As exportações globais, por outro lado, deverão recuar de 62,64 milhões para 62,32 milhões de toneladas, reforçando o cenário de menor disponibilidade no mercado internacional.

Estoques crescem, mas não anulam tendência de alta

O único fator com potencial de limitar parcialmente a valorização do açúcar é o aumento dos estoques globais.

A relação estoque/consumo deverá avançar de 24,19% para 24,67% entre as safras 2025/26 e 2026/27.

Os estoques iniciais foram estimados em 43,52 milhões de toneladas, crescimento de 3% sobre a temporada anterior. Já os estoques finais devem alcançar 44,10 milhões de toneladas, avanço de 2%.

Apesar desse aumento, a SAFRAS & Mercado avalia que o crescimento dos estoques será insuficiente para neutralizar os efeitos combinados da menor oferta global, da demanda aquecida e dos riscos climáticos nas principais regiões produtoras.

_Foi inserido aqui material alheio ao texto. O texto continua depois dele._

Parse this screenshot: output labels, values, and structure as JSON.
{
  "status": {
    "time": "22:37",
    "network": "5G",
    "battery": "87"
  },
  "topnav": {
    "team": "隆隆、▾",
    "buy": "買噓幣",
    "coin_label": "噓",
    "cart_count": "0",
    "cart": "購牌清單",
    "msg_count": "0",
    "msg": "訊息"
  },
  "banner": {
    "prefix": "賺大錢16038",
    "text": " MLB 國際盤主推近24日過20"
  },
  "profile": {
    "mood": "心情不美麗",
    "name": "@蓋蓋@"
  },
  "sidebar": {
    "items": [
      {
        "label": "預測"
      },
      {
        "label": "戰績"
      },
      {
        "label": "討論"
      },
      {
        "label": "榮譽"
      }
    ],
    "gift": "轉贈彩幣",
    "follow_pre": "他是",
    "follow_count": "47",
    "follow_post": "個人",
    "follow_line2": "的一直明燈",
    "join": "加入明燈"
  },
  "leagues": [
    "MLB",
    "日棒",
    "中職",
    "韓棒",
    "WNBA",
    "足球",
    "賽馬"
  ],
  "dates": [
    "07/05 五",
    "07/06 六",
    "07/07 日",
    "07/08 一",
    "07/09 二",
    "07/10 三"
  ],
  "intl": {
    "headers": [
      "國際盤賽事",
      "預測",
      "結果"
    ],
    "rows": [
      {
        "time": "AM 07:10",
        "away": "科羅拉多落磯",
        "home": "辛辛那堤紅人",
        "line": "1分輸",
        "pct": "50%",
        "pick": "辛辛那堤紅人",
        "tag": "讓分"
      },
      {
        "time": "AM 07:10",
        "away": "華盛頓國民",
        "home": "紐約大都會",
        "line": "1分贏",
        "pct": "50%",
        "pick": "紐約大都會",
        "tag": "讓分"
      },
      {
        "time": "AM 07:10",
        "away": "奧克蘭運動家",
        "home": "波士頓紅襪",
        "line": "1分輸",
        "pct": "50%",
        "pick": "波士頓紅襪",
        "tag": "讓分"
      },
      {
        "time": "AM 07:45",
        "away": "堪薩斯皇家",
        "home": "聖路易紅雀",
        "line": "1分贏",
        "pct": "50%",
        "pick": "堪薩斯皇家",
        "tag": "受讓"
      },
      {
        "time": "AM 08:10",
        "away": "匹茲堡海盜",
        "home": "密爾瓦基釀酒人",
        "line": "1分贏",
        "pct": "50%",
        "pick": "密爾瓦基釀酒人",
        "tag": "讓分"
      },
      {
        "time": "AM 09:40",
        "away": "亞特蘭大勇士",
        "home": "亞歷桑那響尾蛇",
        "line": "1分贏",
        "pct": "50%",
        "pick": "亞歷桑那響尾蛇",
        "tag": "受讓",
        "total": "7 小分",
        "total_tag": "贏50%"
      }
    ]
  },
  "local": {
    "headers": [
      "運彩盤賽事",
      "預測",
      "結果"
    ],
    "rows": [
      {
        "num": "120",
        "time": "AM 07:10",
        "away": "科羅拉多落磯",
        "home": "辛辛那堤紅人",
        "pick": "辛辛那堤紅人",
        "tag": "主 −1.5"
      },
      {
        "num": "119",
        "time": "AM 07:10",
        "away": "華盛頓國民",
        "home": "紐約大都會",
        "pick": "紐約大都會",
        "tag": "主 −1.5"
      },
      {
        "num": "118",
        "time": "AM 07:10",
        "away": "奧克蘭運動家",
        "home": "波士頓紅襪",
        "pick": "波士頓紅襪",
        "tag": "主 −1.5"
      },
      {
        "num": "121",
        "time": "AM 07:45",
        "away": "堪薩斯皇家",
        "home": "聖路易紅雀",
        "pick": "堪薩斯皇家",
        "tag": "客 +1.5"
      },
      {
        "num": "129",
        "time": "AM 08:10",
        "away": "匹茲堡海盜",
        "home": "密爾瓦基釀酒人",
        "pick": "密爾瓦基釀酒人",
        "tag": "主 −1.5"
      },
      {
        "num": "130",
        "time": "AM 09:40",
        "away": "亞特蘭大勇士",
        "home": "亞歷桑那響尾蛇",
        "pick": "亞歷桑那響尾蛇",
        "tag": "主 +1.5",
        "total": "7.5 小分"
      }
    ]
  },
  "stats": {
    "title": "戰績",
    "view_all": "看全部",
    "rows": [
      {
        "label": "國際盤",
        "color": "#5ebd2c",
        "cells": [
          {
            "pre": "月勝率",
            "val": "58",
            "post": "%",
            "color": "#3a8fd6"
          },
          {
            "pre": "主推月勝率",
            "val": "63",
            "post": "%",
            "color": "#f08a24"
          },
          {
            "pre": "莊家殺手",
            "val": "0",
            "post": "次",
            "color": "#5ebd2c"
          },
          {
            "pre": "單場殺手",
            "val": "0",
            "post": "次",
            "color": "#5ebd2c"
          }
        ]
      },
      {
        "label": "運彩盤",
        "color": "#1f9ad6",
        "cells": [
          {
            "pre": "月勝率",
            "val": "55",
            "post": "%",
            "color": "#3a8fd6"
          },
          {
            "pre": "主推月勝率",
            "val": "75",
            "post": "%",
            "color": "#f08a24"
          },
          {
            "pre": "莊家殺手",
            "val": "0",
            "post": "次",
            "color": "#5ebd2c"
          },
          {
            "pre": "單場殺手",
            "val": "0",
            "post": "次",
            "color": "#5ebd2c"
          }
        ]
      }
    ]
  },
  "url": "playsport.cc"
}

Mercado mira patamares mais altos em Nova York

Diante desse cenário, a consultoria projeta continuidade do movimento de recuperação dos preços do açúcar bruto negociado na Bolsa de Nova York.

Os contratos futuros já demonstram fortalecimento ao longo da curva para os vencimentos do final de 2026 e início de 2027, com preços orbitando entre 16 e 17 cents por libra-peso.

A expectativa predominante é de avanço para a faixa dos 18 cents ainda neste ano, enquanto o patamar de 20 cents passa a ser considerado uma possibilidade crescente caso os riscos climáticos se confirmem e a oferta mundial continue sendo revisada para baixo.

A combinação entre menor superávit global, incertezas climáticas na Ásia e possíveis impactos do El Niño sobre a safra brasileira coloca o mercado internacional de açúcar em uma trajetória de maior firmeza para os preços ao longo do segundo semestre de 2026.